De Hoge Raad heeft de ontvankelijkheid van het beroep in cassatie beoordeeld en geconcludeerd dat het cassatieberoep duidelijk niet kan slagen. De procureurgeneraal bij de Hoge Raad heeft de gelegenheid gekregen om een advies uit te brengen, maar de Hoge Raad heeft besloten om het beroep zonder verdere motivering niet-ontvankelijk te verklaren, zoals toegestaan onder artikel 80a van de Wet op de rechterlijke organisatie. Tevens is opgemerkt dat een brief van belanghebbende, verzonden op 12 november 2024, geen invloed heeft op de procedure gezien de fase waarin deze is verstuurd.

De Hoge Raad heeft geen aanleiding gezien om een veroordeling in de proceskosten uit te spreken. De beslissing van de Hoge Raad is openbaar uitgesproken op 20 december 2024, waarbij de vice-president en de raadsheren de uitspraak hebben gedaan.

Uitspraak

HOGE RAAD DER NEDERLANDEN
BELASTINGKAMER
Nummer24/02741
Datum20 december 2024
ARREST
in de zaak van
[X] (hierna: belanghebbende)
tegen
het DAGELIJKS BESTUUR VAN DE BELASTINGSAMENWERKING GOUWE-RIJNLAND, vertegenwoordigd door [A],
op het beroep in cassatie tegen de uitspraak van het Gerechtshof Den Haag van 4 juni 2024, nr. BK-22/1246 [1] , op het hoger beroep van belanghebbende tegen een uitspraak van de Rechtbank Den Haag (nr. SGR 21/2362) betreffende een ten aanzien van belanghebbende gegeven beschikking op grond van de Wet waardering onroerende zaken en aanslagen in de onroerendezaakbelastingen en rioolheffing van de gemeente Leiden voor het jaar 2020.

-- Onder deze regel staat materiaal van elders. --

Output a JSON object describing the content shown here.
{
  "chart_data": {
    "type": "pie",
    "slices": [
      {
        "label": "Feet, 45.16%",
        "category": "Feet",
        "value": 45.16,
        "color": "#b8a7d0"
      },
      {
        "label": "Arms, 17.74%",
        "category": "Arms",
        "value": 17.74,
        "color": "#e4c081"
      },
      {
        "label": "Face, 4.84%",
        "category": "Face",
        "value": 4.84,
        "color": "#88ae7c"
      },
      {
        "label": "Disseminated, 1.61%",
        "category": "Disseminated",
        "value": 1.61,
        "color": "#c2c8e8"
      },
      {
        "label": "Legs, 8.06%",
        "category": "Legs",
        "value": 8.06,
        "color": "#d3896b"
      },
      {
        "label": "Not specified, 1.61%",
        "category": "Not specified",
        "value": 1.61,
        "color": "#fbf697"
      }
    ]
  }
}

1.Beoordeling van de ontvankelijkheid van het beroep in cassatie

1.1
De Hoge Raad heeft de klachten over de uitspraak van het Hof beoordeeld. De procureurgeneraal bij de Hoge Raad heeft de gelegenheid gekregen een advies uit te brengen.
De Hoge Raad is tot het oordeel gekomen dat het cassatieberoep duidelijk niet kan slagen. Hij zal daarom gebruikmaken van de mogelijkheid om het beroep zonder verdere motivering niet-ontvankelijk te verklaren (zie artikel 80a van de Wet op de rechterlijke organisatie).
1.2
Belanghebbende heeft op 12 november 2024 een brief gestuurd. Gelet op de fase van de procedure waarin deze brief is verstuurd, slaat de Hoge Raad daarop geen acht.

2.Proceskosten

De Hoge Raad ziet geen aanleiding voor een veroordeling in de proceskosten.

3.Beslissing

De Hoge Raad verklaart het beroep in cassatie niet-ontvankelijk.
Dit arrest is gewezen door de vice-president J.A.R. van Eijsden als voorzitter, en de raadsheren M.T. Boerlage en A.E.H. van der Voort Maarschalk, in tegenwoordigheid van de waarnemend griffier F. Treuren, en in het openbaar uitgesproken op 20 december 2024.